Why JP Conte Vets Charities the Way He Vets Companies

Plenty of donors write the check first and ask questions later. JP Conte runs it the other way around. He treats a grant as an investment in an organization’s ability to deliver rather than a reward for good intentions.

Two of his giving principles do most of the heavy lifting here, and both would look familiar to anyone who’s watched him evaluate a company.

Capacity before checks

Before committing money to schools, Conte went and looked.
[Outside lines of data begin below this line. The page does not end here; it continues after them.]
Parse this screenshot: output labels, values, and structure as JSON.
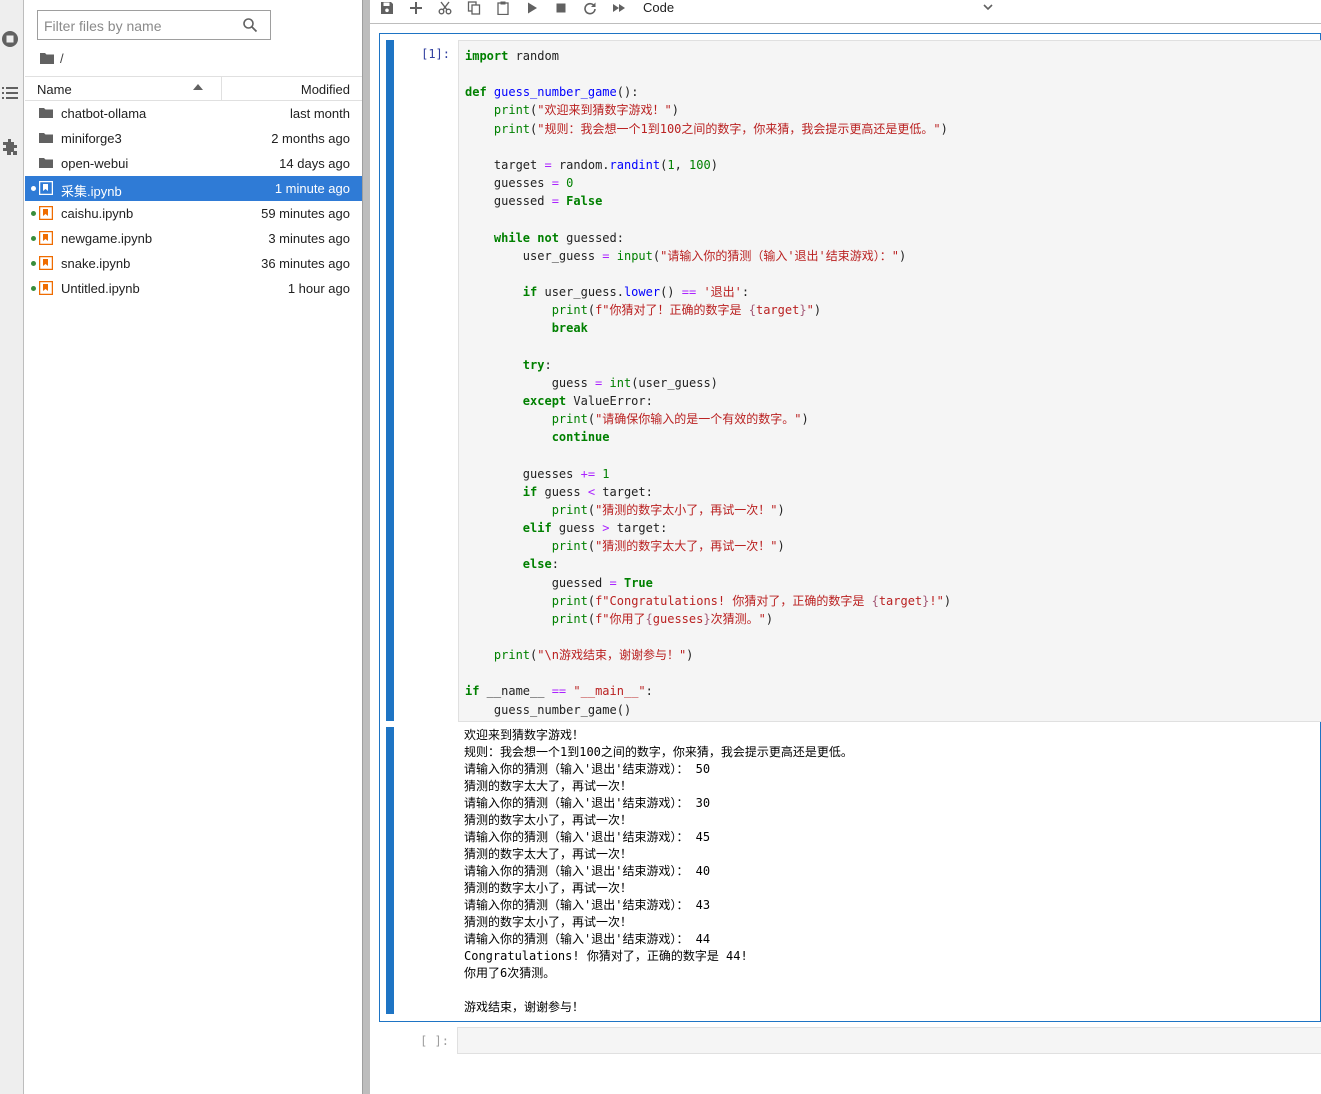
{
  "sidebar": {
    "icons": [
      "running-icon",
      "toc-icon",
      "extension-icon"
    ]
  },
  "filebrowser": {
    "filter_placeholder": "Filter files by name",
    "breadcrumb": "/",
    "columns": {
      "name": "Name",
      "modified": "Modified"
    },
    "files": [
      {
        "name": "chatbot-ollama",
        "modified": "last month",
        "type": "folder",
        "running": false
      },
      {
        "name": "miniforge3",
        "modified": "2 months ago",
        "type": "folder",
        "running": false
      },
      {
        "name": "open-webui",
        "modified": "14 days ago",
        "type": "folder",
        "running": false
      },
      {
        "name": "采集.ipynb",
        "modified": "1 minute ago",
        "type": "notebook",
        "running": true,
        "selected": true
      },
      {
        "name": "caishu.ipynb",
        "modified": "59 minutes ago",
        "type": "notebook",
        "running": true
      },
      {
        "name": "newgame.ipynb",
        "modified": "3 minutes ago",
        "type": "notebook",
        "running": true
      },
      {
        "name": "snake.ipynb",
        "modified": "36 minutes ago",
        "type": "notebook",
        "running": true
      },
      {
        "name": "Untitled.ipynb",
        "modified": "1 hour ago",
        "type": "notebook",
        "running": true
      }
    ]
  },
  "toolbar": {
    "buttons": [
      "save-icon",
      "add-cell-icon",
      "cut-icon",
      "copy-icon",
      "paste-icon",
      "run-icon",
      "stop-icon",
      "restart-icon",
      "fast-forward-icon"
    ],
    "cell_type": "Code"
  },
  "cells": [
    {
      "prompt": "[1]:",
      "code_lines": [
        "import random",
        "",
        "def guess_number_game():",
        "    print(\"欢迎来到猜数字游戏！\")",
        "    print(\"规则：我会想一个1到100之间的数字，你来猜，我会提示更高还是更低。\")",
        "",
        "    target = random.randint(1, 100)",
        "    guesses = 0",
        "    guessed = False",
        "",
        "    while not guessed:",
        "        user_guess = input(\"请输入你的猜测（输入'退出'结束游戏）：\")",
        "",
        "        if user_guess.lower() == '退出':",
        "            print(f\"你猜对了！正确的数字是 {target}\")",
        "            break",
        "",
        "        try:",
        "            guess = int(user_guess)",
        "        except ValueError:",
        "            print(\"请确保你输入的是一个有效的数字。\")",
        "            continue",
        "",
        "        guesses += 1",
        "        if guess < target:",
        "            print(\"猜测的数字太小了，再试一次！\")",
        "        elif guess > target:",
        "            print(\"猜测的数字太大了，再试一次！\")",
        "        else:",
        "            guessed = True",
        "            print(f\"Congratulations! 你猜对了，正确的数字是 {target}!\")",
        "            print(f\"你用了{guesses}次猜测。\")",
        "",
        "    print(\"\\n游戏结束，谢谢参与！\")",
        "",
        "if __name__ == \"__main__\":",
        "    guess_number_game()"
      ],
      "output": "欢迎来到猜数字游戏！\n规则：我会想一个1到100之间的数字，你来猜，我会提示更高还是更低。\n请输入你的猜测（输入'退出'结束游戏）： 50\n猜测的数字太大了，再试一次！\n请输入你的猜测（输入'退出'结束游戏）： 30\n猜测的数字太小了，再试一次！\n请输入你的猜测（输入'退出'结束游戏）： 45\n猜测的数字太大了，再试一次！\n请输入你的猜测（输入'退出'结束游戏）： 40\n猜测的数字太小了，再试一次！\n请输入你的猜测（输入'退出'结束游戏）： 43\n猜测的数字太小了，再试一次！\n请输入你的猜测（输入'退出'结束游戏）： 44\nCongratulations! 你猜对了，正确的数字是 44!\n你用了6次猜测。\n\n游戏结束，谢谢参与！"
    },
    {
      "prompt": "[ ]:",
      "code_lines": []
    }
  ]
}
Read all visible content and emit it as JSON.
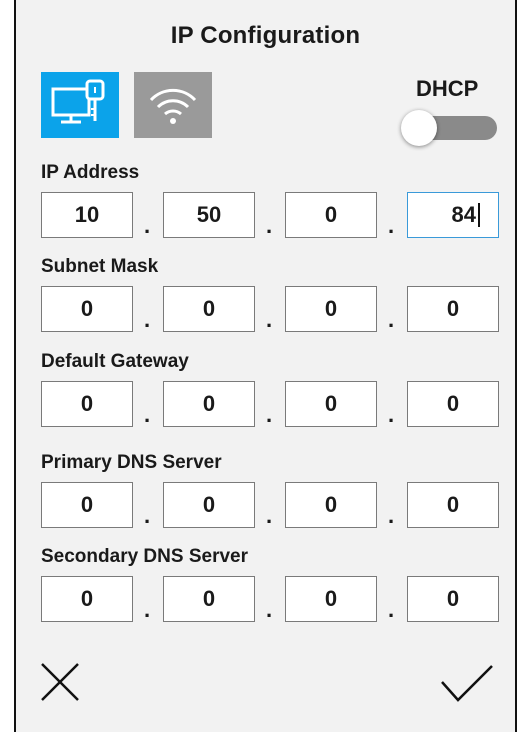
{
  "dialog": {
    "title": "IP Configuration",
    "dhcp_label": "DHCP",
    "dhcp_enabled": false,
    "wired_tab_icon": "ethernet-monitor-icon",
    "wifi_tab_icon": "wifi-icon",
    "accent_color": "#0ba3ea",
    "inactive_color": "#9a9a9a",
    "cancel_icon": "close-icon",
    "confirm_icon": "checkmark-icon"
  },
  "fields": [
    {
      "label": "IP Address",
      "octets": [
        "10",
        "50",
        "0",
        "84"
      ]
    },
    {
      "label": "Subnet Mask",
      "octets": [
        "0",
        "0",
        "0",
        "0"
      ]
    },
    {
      "label": "Default Gateway",
      "octets": [
        "0",
        "0",
        "0",
        "0"
      ]
    },
    {
      "label": "Primary DNS Server",
      "octets": [
        "0",
        "0",
        "0",
        "0"
      ]
    },
    {
      "label": "Secondary DNS Server",
      "octets": [
        "0",
        "0",
        "0",
        "0"
      ]
    }
  ],
  "separator": "."
}
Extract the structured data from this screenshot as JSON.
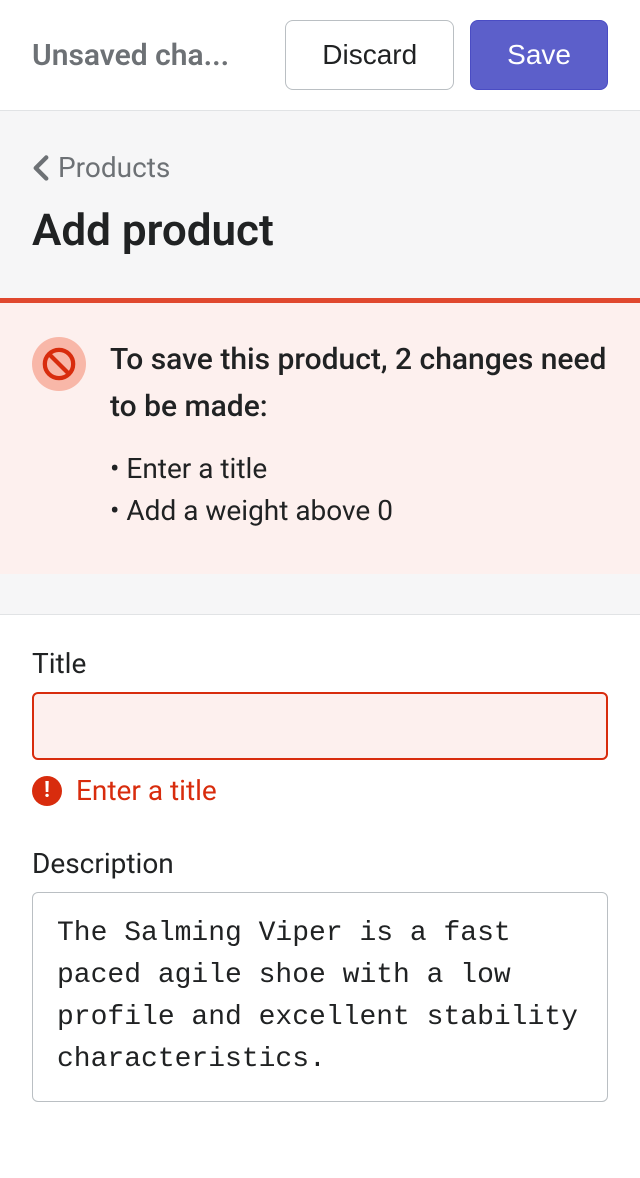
{
  "topbar": {
    "title": "Unsaved cha...",
    "discard_label": "Discard",
    "save_label": "Save"
  },
  "breadcrumb": {
    "label": "Products"
  },
  "page": {
    "title": "Add product"
  },
  "banner": {
    "heading": "To save this product, 2 changes need to be made:",
    "items": [
      "Enter a title",
      "Add a weight above 0"
    ]
  },
  "form": {
    "title": {
      "label": "Title",
      "value": "",
      "error": "Enter a title"
    },
    "description": {
      "label": "Description",
      "value": "The Salming Viper is a fast paced agile shoe with a low profile and excellent stability characteristics."
    }
  }
}
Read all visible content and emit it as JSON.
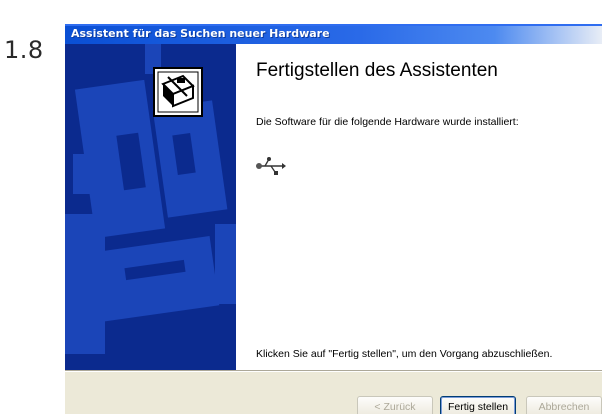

He interviewed and visited each one, then sorted them by whether they could actually do the work. “I interviewed each school, visited each school, and learned that some of the schools were really good at it, good at providing resources, attracting that talent, and even mentoring that talent while they were at school,” Conte said.

That legwork shaped where the Conte First Generation Fund landed, concentrating support at 11 universities that showed both the will and the machinery to back first-generation students.

Leadership decides outcomes

When he saw a nonprofit’s Bay Area operation drifting, he pushed for a leadership change instead of simply topping up the budget, and the numbers moved sharply afterward. That experience taught him to read the people at the top before the balance sheet.

His $5 million gift to UCSF followed a leader he’d come to trust. “Andy is such a great leader. He’s on a mission to find better solutions for brain health. He’s brilliant, but he’s also full of empathy and drive. When I met him, I knew I wanted to support his work at UCSF,” Conte said.

Start early, choose well

The vetting feeds a wider pattern in how Conte gives. He favors reaching students early, which led to a $250,000 gift to 10,000 Degrees in 2023, funding work that reaches children as young as eighth grade.

Early reach only works with organizations sturdy enough to sustain it, which loops right back to the first test. Capacity and timing turn out to be two halves of the same decision, and he applies them together rather than one at a time.

Measurement as a habit

Affluent donors are increasingly bringing evaluation frameworks to their giving, and the 2025 Bank of America Study of Philanthropy found the practice spreading. Conte’s hands-on oversight fits that shift rather than resisting it.

Conte, founder and managing partner of Lupine Crest Capital, shows that a performance lens and genuine empathy can share the same desk. Rigor tells him where the money can work; conviction tells him why it should.